On Mon, 2 Apr 2007 12:03:04 +0100, "David Gerard" dgerard@gmail.com wrote:
At http://en.wikipedia.org/wiki/The_Cool_Wall we had a complete list of cars which appear on the BBC Top Gear "Cool Wall". I removed this as being almost certainly a violation of copyright.
How *on earth* do you get this as being a violation of copyright? The BBC don't own facts about the show.
The same way that the UK Top Ten is the property of the company that publishes it, and a list of No. 1 hits in the UK is asserted by them to violate that copyright.
Do you actually *know*, David? That's what I was after, a better-informed opinion. Where the answer is a competition between educated guesses, the precautionary principle argues for exclusion. I'm actually trying to find out if anyone can do better than an educated guess, perhaps from personal experience.
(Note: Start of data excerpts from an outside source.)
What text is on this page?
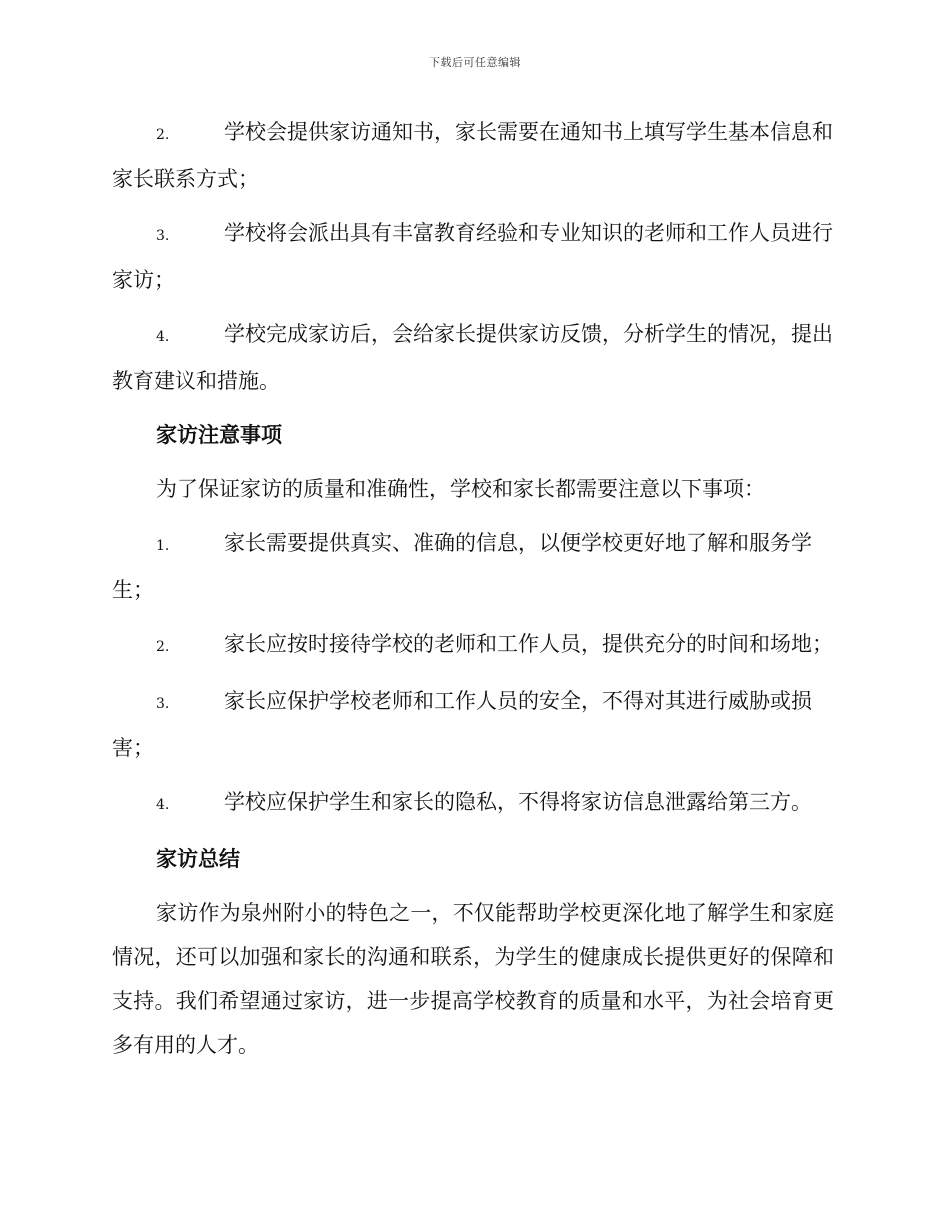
下载后可任意编辑
2.	学校会提供家访通知书，家长需要在通知书上填写学生基本信息和家长联系方式；
3.	学校将会派出具有丰富教育经验和专业知识的老师和工作人员进行家访；
4.	学校完成家访后，会给家长提供家访反馈，分析学生的情况，提出教育建议和措施。
家访注意事项
为了保证家访的质量和准确性，学校和家长都需要注意以下事项：
1.	家长需要提供真实、准确的信息，以便学校更好地了解和服务学生；
2.	家长应按时接待学校的老师和工作人员，提供充分的时间和场地；
3.	家长应保护学校老师和工作人员的安全，不得对其进行威胁或损害；
4.	学校应保护学生和家长的隐私，不得将家访信息泄露给第三方。
家访总结
家访作为泉州附小的特色之一，不仅能帮助学校更深化地了解学生和家庭情况，还可以加强和家长的沟通和联系，为学生的健康成长提供更好的保障和支持。我们希望通过家访，进一步提高学校教育的质量和水平，为社会培育更多有用的人才。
It is now being argued that reproducing the list in full does not violate copyright, because it is not published in the show's magazine or on the website and has been compiled by collating the lists from numerous shows. It is further asserted that compiling the list from these shows does not constitute original research, although there is no known reliable secondary source for any of the data, let alone the complete collated list Original research? You decide.
You appear to be looking for any excuse. Whether this is the case or not, that's how it comes across.
Thank you so much for that. Of course you are right: I went out clicking Special:Random looking for content to delete and found this, then thought of a Really Good Reason for removing it. You have rumbled my evil plan to waste whole days of worthless Wikitime, and rightly imply that I have nothing better to do.
Oh, wait, that was a bit sarcastic, wasn't it? I know you included "whether or not". You are right: I dislike lists taken from external sources and dumped into Wikipedia. Especially when the sources are primary. It does not feel right. WP:FREE.
Specifically, then, this is a list of cars which is assembled into categories by the show. It seems to me to be functionally identical to, say, the "100 greatest humans" or "100 worst pop sings" lists which are broadcast or published - the list is the compilation of the show, and the intellectual property is likely to be vested in the show's owners. In terms of the 100 greatest humans, consensus was to include a selection (and I'd be happy with that on the cool wall too). Some other "top 100" lists have been deleted by consensus as violating copyright. So: BBC compiles a list of cars, broadcasts it on the show, and we reproduce the list. Can you not see why that would look like a copyright violation? But I want a more informed view.
Is it not the case that the onus is on the editors seeking to include the content, to show that it does not violate policy?
The fact that it is apparently assembled from watching numerous shows and writing stuff down is a separate issue, and plagues many popular culture articles. If we are the *first* source outside of the original media to publish some fact, that does rather indicate to me that we are doing something wrong. Encyclopaedia = tertiary source.